Is Using AI to Write Code Helping or Hurting My Long-Term Growth?
Background
As I work on projects that span across frontend, backend, and databases, I’ve been leaning heavily on AI tools like:
- ChatGPT
- Claude
- Cursor IDE
These tools help me generate boilerplate code, fix bugs, and even build full components. But lately, I’ve been asking myself:
Am I actually learning how to code — or just learning how to ask AI to code for me?
The Dilemma
I can explain the architecture of my projects:
- Why I used FastAPI for backend
- Why I selected SQLite or PostgreSQL
- Why I used FAISS instead of Weaviate
I understand the flow and logic.
But if you put me in front of a blank editor and said, “write the code for this from scratch” — I’d probably freeze.
That worries me.
What I Gain from Using AI
- Speed: AI drastically reduces the time spent searching documentation
- Exploration: I can test multiple approaches quickly
- Confidence: It helps me attempt things I wouldn’t even try alone
What I Risk Losing
- Muscle memory: Without repetition, I don’t retain syntax or patterns
- Debugging depth: I rely on the AI to fix things I don’t fully understand
- Real fluency: I’m not yet at the level to build the same solution solo
This is like learning a language through translation — I get the meaning, but I can’t yet speak fluently.
My Long-Term Goal
I don’t want to just copy-paste code and hope it works. I want to:
- Understand the concepts deeply
- Explain every design choice in my project
- Be confident enough to reproduce parts manually, even if AI is available
The goal isn’t to avoid AI. It’s to use AI as a collaborator, not a crutch.
What I’m Doing About It
- I pause after generation to review every line and ask: “why is this here?”
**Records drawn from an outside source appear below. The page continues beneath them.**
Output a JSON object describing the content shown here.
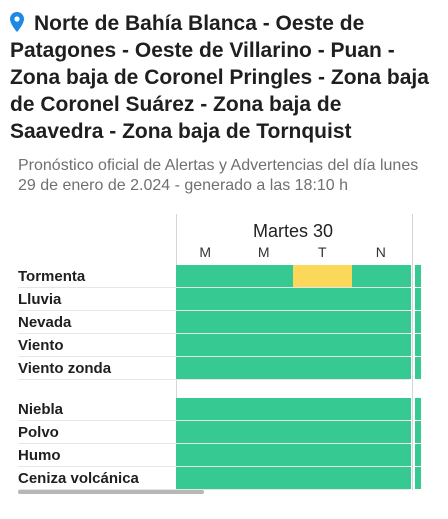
{
  "header": {
    "region": "Norte de Bahía Blanca - Oeste de Patagones - Oeste de Villarino - Puan - Zona baja de Coronel Pringles - Zona baja de Coronel Suárez - Zona baja de Saavedra - Zona baja de Tornquist",
    "subtitle": "Pronóstico oficial de Alertas y Advertencias del día lunes 29 de enero de 2.024 - generado a las 18:10 h",
    "icon": "location-pin-icon",
    "accent_color": "#1e88e5"
  },
  "table": {
    "day": "Martes 30",
    "periods": [
      "M",
      "M",
      "T",
      "N"
    ],
    "colors": {
      "no_alert": "#36c991",
      "yellow": "#fbd85a"
    },
    "rows_group1": [
      {
        "label": "Tormenta",
        "levels": [
          "none",
          "none",
          "yellow",
          "none"
        ]
      },
      {
        "label": "Lluvia",
        "levels": [
          "none",
          "none",
          "none",
          "none"
        ]
      },
      {
        "label": "Nevada",
        "levels": [
          "none",
          "none",
          "none",
          "none"
        ]
      },
      {
        "label": "Viento",
        "levels": [
          "none",
          "none",
          "none",
          "none"
        ]
      },
      {
        "label": "Viento zonda",
        "levels": [
          "none",
          "none",
          "none",
          "none"
        ]
      }
    ],
    "rows_group2": [
      {
        "label": "Niebla",
        "levels": [
          "none",
          "none",
          "none",
          "none"
        ]
      },
      {
        "label": "Polvo",
        "levels": [
          "none",
          "none",
          "none",
          "none"
        ]
      },
      {
        "label": "Humo",
        "levels": [
          "none",
          "none",
          "none",
          "none"
        ]
      },
      {
        "label": "Ceniza volcánica",
        "levels": [
          "none",
          "none",
          "none",
          "none"
        ]
      }
    ]
  }
}
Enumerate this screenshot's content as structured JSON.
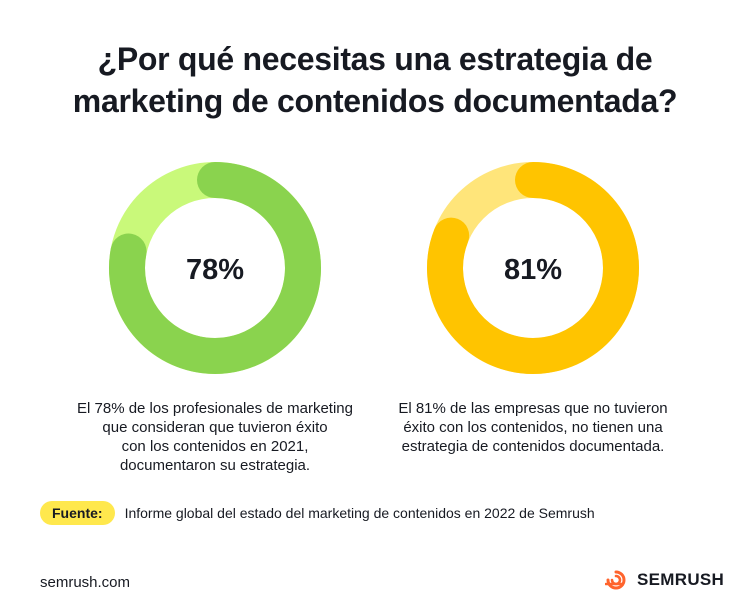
{
  "title": {
    "line1": "¿Por qué necesitas una estrategia de",
    "line2": "marketing de contenidos documentada?"
  },
  "chart_data": [
    {
      "type": "pie",
      "values": [
        78,
        22
      ],
      "label": "78%",
      "description": [
        "El 78% de los profesionales de marketing",
        "que consideran que tuvieron éxito",
        "con los contenidos en 2021,",
        "documentaron su estrategia."
      ],
      "colors": {
        "value": "#8ad34e",
        "rest": "#c9f97a"
      }
    },
    {
      "type": "pie",
      "values": [
        81,
        19
      ],
      "label": "81%",
      "description": [
        "El 81% de las empresas que no tuvieron",
        "éxito con los contenidos, no tienen una",
        "estrategia de contenidos documentada."
      ],
      "colors": {
        "value": "#ffc400",
        "rest": "#ffe57a"
      }
    }
  ],
  "source": {
    "badge": "Fuente:",
    "text": "Informe global del estado del marketing de contenidos en 2022 de Semrush"
  },
  "footer": {
    "site": "semrush.com",
    "brand": "SEMRUSH",
    "brand_color": "#ff642d",
    "brand_icon": "semrush-flame-icon"
  }
}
- I write summaries in my own words to explain key components
- I try to re-implement small parts manually without AI
- I document all my design choices clearly in blog posts (like this one)
Final Thought
Using AI isn’t cheating — it’s accelerating.
But if I don’t stop to understand, I’m not growing.
I want to build systems I understand, not just run systems that work.
So I’ll keep using AI — but I’ll make sure I’m the one in control of the idea, the design, and eventually, the implementation.